I just got CS3.  Seemed like a good price off ebay.  I have been shooting in raw and using the dis that came with my D90 to make some adjustments before making it into a jpeg for further editing in GIMP.  I know CS3 has a raw converter which can do a little more than the Nikon program.  Problem is it does not seem to work with an NEF file.  The help website seems to back this thought up.  Has anyone used RAW files from a Nikon which is NEF and then uploaded them to ACR in CS3?  If so how?

I am still waiting on my book to arrive so I can learn about this program.

Thanks


----------



## nemopaice (Jan 17, 2010)

I haven't used CS3, I have CS4, but I can maybe make a few suggestions. Have you checked for updates for CS3 specifically there RAW codecs. Have you tried loading them into ACR from Adobe Bridge? From bridge, double clicking the file should automatically open the NEF file into ACR, if not, Command+r on Mac and I believe CTRL+R on Windows, should open it up. 

That's what works for me. My CR2 and NEF file from both cameras open up fine. Hope it helps. If not I'd be happy to help look for a solution if nobody else has a suggestion.


----------



## Heretotherephoto (Jan 17, 2010)

Thanks I will give that a shot.  I haven;t had much time to play with it as I am on the road this week and haven't got my camera with me.  Scared of getting it damaged.

Hopefully when I get home the book will have shown up.


----------



## Big Mike (Jan 18, 2010)

It's not just a matter of .NEF files.  Every new camera model that shoots RAW, will need to have an upgrade to the ACR software.  

It's a very simple upgrade, you just download the latest version of Adobe Camera RAW from Adobe.com, then replace the previous version.


----------



## Dwig (Jan 18, 2010)

Heretotherephoto said:


> ...Has anyone used RAW files from a Nikon which is NEF and then uploaded them to ACR in CS3?  If so how?...

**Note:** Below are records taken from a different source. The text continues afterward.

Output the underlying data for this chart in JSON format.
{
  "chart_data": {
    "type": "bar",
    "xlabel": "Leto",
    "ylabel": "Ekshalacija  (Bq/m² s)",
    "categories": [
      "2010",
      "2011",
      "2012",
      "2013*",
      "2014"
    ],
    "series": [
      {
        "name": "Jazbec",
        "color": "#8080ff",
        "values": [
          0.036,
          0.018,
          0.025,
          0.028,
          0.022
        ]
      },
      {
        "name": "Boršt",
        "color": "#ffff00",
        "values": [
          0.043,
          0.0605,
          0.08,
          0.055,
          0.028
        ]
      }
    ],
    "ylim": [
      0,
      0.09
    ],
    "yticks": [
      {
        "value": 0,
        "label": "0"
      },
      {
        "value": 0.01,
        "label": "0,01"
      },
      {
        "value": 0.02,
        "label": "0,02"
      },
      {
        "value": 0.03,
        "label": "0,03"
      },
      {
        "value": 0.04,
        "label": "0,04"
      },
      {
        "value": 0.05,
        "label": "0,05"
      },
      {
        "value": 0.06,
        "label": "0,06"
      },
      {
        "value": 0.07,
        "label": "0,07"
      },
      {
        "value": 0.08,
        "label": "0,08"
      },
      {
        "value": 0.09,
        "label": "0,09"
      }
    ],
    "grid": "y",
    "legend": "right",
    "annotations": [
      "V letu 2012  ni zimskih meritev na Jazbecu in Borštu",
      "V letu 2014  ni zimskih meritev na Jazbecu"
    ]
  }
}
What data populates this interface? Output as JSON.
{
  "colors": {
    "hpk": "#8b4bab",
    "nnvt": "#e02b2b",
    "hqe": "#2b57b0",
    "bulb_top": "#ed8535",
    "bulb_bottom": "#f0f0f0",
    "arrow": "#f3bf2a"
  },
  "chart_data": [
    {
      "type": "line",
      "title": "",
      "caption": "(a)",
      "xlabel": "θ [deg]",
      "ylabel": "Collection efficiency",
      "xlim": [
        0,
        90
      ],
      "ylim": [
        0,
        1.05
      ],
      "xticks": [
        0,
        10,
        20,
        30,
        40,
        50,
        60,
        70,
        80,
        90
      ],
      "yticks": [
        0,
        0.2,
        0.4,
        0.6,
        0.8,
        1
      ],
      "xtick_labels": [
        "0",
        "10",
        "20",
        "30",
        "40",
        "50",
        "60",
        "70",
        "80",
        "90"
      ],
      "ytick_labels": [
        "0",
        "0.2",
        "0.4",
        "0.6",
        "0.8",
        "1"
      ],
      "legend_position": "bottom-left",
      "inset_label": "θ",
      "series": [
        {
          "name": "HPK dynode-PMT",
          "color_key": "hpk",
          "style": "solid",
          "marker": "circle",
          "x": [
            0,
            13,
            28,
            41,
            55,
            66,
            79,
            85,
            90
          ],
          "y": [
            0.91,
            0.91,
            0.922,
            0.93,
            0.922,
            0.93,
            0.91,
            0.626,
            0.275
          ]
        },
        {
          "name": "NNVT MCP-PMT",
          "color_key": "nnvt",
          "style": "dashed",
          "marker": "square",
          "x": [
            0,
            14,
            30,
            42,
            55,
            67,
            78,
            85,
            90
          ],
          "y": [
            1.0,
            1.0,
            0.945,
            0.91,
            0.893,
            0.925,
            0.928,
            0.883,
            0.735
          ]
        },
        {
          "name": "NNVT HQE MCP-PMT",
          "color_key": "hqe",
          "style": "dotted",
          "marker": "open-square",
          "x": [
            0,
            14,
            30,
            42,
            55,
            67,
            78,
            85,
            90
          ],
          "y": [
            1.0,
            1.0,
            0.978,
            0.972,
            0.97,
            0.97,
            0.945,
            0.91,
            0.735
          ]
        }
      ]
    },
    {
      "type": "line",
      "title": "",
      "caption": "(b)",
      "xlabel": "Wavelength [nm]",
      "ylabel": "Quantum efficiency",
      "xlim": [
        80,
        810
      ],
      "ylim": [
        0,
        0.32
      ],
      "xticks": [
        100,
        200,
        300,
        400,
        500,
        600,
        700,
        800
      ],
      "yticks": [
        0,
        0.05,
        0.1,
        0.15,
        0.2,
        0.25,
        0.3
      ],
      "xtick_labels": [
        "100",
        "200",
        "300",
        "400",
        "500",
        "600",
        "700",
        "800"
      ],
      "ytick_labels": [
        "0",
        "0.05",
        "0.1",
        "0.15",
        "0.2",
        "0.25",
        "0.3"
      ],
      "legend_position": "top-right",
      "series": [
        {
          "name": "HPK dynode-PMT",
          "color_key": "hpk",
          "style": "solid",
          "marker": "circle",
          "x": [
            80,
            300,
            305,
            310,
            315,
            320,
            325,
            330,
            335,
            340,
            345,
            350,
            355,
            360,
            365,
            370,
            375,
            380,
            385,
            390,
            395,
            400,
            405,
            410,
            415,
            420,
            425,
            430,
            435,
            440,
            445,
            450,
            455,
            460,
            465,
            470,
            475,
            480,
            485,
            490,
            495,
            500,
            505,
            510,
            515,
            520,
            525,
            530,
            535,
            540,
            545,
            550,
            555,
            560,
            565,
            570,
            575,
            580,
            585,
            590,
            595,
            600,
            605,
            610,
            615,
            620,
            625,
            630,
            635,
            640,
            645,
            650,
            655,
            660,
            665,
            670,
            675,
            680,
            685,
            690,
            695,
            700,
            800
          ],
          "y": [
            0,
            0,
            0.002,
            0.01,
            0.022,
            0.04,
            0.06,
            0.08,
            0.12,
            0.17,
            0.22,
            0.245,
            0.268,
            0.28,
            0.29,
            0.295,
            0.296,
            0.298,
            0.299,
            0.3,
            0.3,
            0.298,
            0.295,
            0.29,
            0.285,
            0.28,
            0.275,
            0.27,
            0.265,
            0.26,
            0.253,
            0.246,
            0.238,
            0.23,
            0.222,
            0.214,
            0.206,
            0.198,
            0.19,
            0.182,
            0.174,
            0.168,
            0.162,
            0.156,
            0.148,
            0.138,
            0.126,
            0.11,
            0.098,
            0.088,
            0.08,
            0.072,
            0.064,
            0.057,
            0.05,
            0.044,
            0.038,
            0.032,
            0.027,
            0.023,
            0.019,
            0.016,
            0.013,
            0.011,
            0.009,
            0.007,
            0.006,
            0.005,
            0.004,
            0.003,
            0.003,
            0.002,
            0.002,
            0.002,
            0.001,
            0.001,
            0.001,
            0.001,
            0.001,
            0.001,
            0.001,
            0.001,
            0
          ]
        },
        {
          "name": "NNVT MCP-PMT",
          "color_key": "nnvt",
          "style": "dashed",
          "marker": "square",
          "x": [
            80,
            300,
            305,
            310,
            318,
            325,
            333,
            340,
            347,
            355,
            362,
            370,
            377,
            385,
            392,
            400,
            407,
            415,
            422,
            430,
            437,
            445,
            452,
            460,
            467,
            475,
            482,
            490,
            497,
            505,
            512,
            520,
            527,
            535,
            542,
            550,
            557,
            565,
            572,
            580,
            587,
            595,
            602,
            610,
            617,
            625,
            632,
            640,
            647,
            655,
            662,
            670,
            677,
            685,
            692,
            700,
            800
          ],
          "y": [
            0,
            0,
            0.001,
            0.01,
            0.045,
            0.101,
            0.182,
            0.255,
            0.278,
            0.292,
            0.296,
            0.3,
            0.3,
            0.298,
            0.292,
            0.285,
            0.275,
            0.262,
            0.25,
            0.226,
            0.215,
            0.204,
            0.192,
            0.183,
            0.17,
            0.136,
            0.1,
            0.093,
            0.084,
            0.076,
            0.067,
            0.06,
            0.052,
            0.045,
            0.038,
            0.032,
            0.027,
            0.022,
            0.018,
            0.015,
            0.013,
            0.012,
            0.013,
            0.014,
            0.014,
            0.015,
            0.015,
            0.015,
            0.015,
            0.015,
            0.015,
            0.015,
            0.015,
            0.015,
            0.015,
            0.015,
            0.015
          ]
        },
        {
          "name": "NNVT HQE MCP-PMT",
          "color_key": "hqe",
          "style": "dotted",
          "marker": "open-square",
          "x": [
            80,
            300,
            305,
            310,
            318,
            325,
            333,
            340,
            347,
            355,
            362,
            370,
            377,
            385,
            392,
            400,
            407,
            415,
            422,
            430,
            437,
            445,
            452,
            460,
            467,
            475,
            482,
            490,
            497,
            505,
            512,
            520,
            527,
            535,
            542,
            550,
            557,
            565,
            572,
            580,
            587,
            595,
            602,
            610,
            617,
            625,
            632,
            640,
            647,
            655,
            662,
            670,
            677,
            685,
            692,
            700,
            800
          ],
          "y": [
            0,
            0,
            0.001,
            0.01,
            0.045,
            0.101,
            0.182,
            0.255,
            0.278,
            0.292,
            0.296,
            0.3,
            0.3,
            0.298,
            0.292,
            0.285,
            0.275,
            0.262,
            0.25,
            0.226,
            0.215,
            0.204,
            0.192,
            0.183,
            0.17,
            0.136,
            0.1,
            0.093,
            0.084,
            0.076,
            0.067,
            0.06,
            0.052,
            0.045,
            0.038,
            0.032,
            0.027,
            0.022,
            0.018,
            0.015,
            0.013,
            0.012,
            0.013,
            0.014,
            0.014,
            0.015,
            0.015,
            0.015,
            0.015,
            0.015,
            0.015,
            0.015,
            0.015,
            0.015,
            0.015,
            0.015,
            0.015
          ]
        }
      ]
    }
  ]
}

There are lots of different versions of NEF. Like all RAW files, except DNG, they are brand and model specific. You have to use a RAW converter that handles your camera's flavor of NEF.

First, you need to upgrade the ACR (Adobe Camera RAW) plugin. Download the newest version *that is compatible* with your PS/CS3. PS/CS3 works with the v4.x releases of ACR and not the v5.x, which are specific to PS/CS4 and some versions of PS/Elements. No release of PS/CS3 shipped with anything other than the oldest version of ACR v4.x.

If your PS/CS3 with the updated ACR still won't read your NEF files it means that your camera is too new to be compatible with that older version of PS. One good (and free) solution is to download the newest version of Adobe's DNG Converter (currently v5.6). You would then use DNG Converter to convert your camera specific NEF files to Adobe's "universal" DNG RAW flavor. PS/CS3 with its ACR will then be able to open and process the DNG files. In fact, any version of PS since PS/CS with ACR v2.2 will handle the DNGs.


----------